À bout de souffle, nous nous posâmes de justesse sur la piste en latérite, du genre porte-avions amélioré, située en bordure immédiate du village, le terrain étant envahi par des zébus. Plus tard, nous apprîmes que c'était le jour de la foire aux bœufs. C'est par miracle que nous passâmes à travers les bêtes qui détalaient devant nous, certaines tombant dans le ravin.
Durant trois jours, nous eûmes la chance d'apprécier l'hospitalité d'un merveilleux petit hôtel de brousse, tenu par une française d'une soixantaine d'années, seule européenne du coin, veuve d'un colon ayant décidé de terminer sa vie dans le pays. Nous ne vîmes pas d'autre européen durant notre séjour embaumé par l'odeur des poissons mis à sécher au soleil sur tous les toits en tôles des cases du village, les indigènes n'ayant encore jamais vu des poisons de mer dans cette région perdue...
Le diagnostic moteur que nous examinâmes était sans appel, une bielle cassée net bloquant tout l'ensemble.
L'unique employé de la petite agence postale réussit à contacter Tana en télégraphie pour envoyer un message à notre patron, Michel Champion, lui indiquant la nature de la panne et en demandant à notre mécanicien Jean Belot de venir avec la camionnette nous amener un autre moteur.

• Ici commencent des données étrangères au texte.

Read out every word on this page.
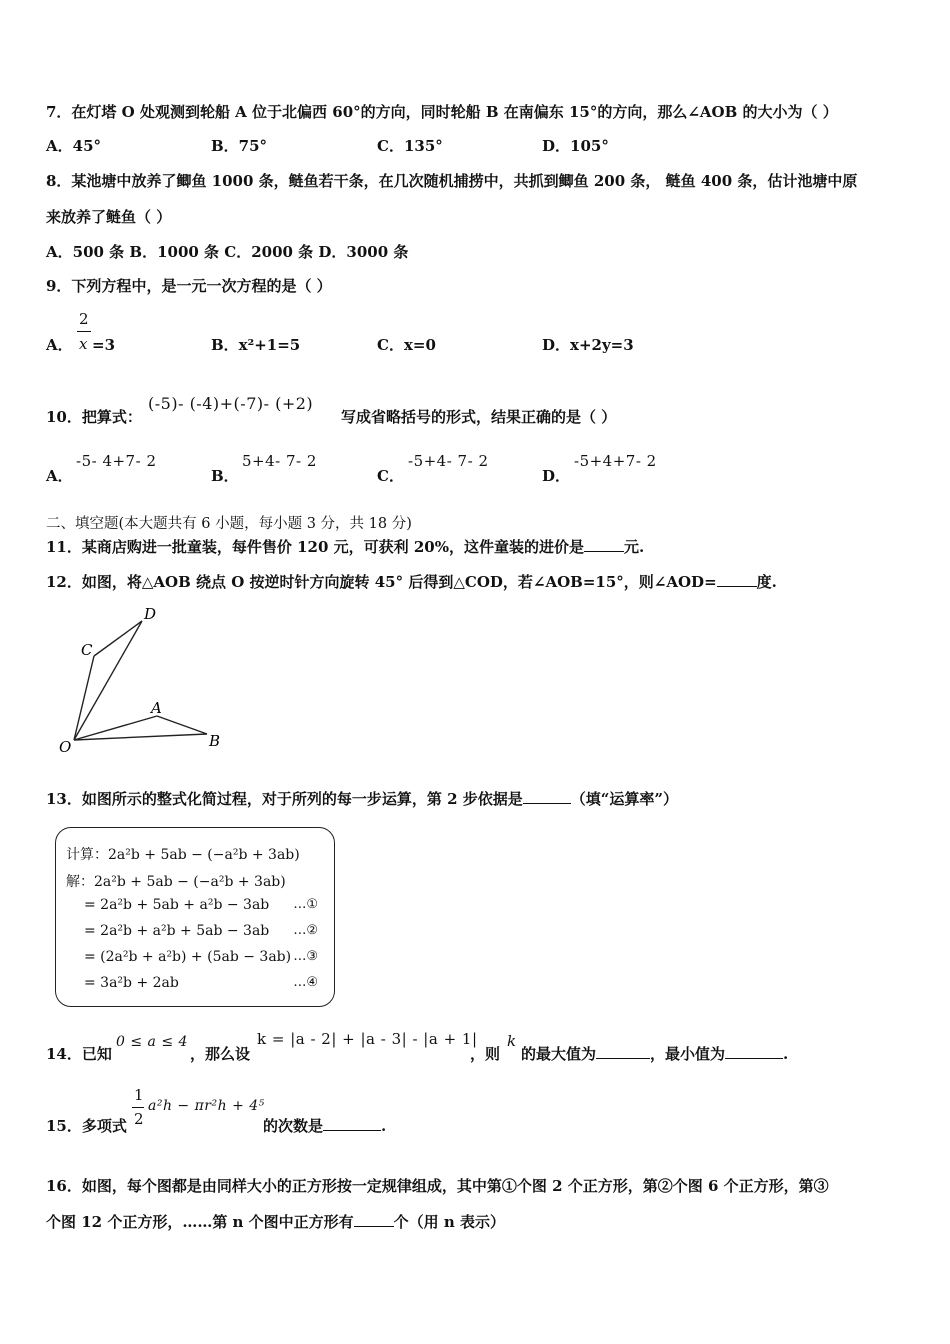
7．在灯塔 O 处观测到轮船 A 位于北偏西 60°的方向，同时轮船 B 在南偏东 15°的方向，那么∠AOB 的大小为（ ）
A．45°	B．75°	C．135°	D．105°
8．某池塘中放养了鲫鱼 1000 条，鲢鱼若干条，在几次随机捕捞中，共抓到鲫鱼 200 条， 鲢鱼 400 条，估计池塘中原
来放养了鲢鱼（ ）
A．500 条 B．1000 条 C．2000 条 D．3000 条
9．下列方程中，是一元一次方程的是（ ）
A．
2
x =3	B．x²+1=5	C．x=0	D．x+2y=3
10．把算式：
(-5)- (-4)+(-7)- (+2)
写成省略括号的形式，结果正确的是（ ）
A．
-5- 4+7- 2
B．
5+4- 7- 2
C．
-5+4- 7- 2
D．
-5+4+7- 2
二、填空题(本大题共有 6 小题，每小题 3 分，共 18 分)
11．某商店购进一批童装，每件售价 120 元，可获利 20%，这件童装的进价是	元.
12．如图，将△AOB 绕点 O 按逆时针方向旋转 45° 后得到△COD，若∠AOB=15°，则∠AOD=	度.
D
C
A
O	B
13．如图所示的整式化简过程，对于所列的每一步运算，第 2 步依据是	（填“运算率”）
计算：2a²b + 5ab − (−a²b + 3ab)
解：2a²b + 5ab − (−a²b + 3ab)
= 2a²b + 5ab + a²b − 3ab …①
= 2a²b + a²b + 5ab − 3ab …②
= (2a²b + a²b) + (5ab − 3ab) …③
= 3a²b + 2ab	…④
14．已知
0 ≤ a ≤ 4
，那么设
k = |a - 2| + |a - 3| - |a + 1|
，则
k
的最大值为	，最小值为	.
15．多项式
1
2
a²h − πr²h + 4⁵
的次数是	.
16．如图，每个图都是由同样大小的正方形按一定规律组成，其中第①个图 2 个正方形，第②个图 6 个正方形，第③
个图 12 个正方形，……第 n 个图中正方形有	个（用 n 表示）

Dans l'après-midi, nous fûmes empestés par un taxi-brousse arrêté devant l'hôtel et dégageant une odeur pestilentielle. Ayant perdu le bouchon de vidange du pont arrière, toute l'huile s'était répandue sur la route. Système D oblige, le conducteur l'avait remplacée par de la bouse de vache fraîche et obturé l'orifice avec un bouchon de bois taillé au couteau. Mal ajusté, il avait cédé devant l'hôtel, libérant les excréments surchauffés parfumant l'atmosphère...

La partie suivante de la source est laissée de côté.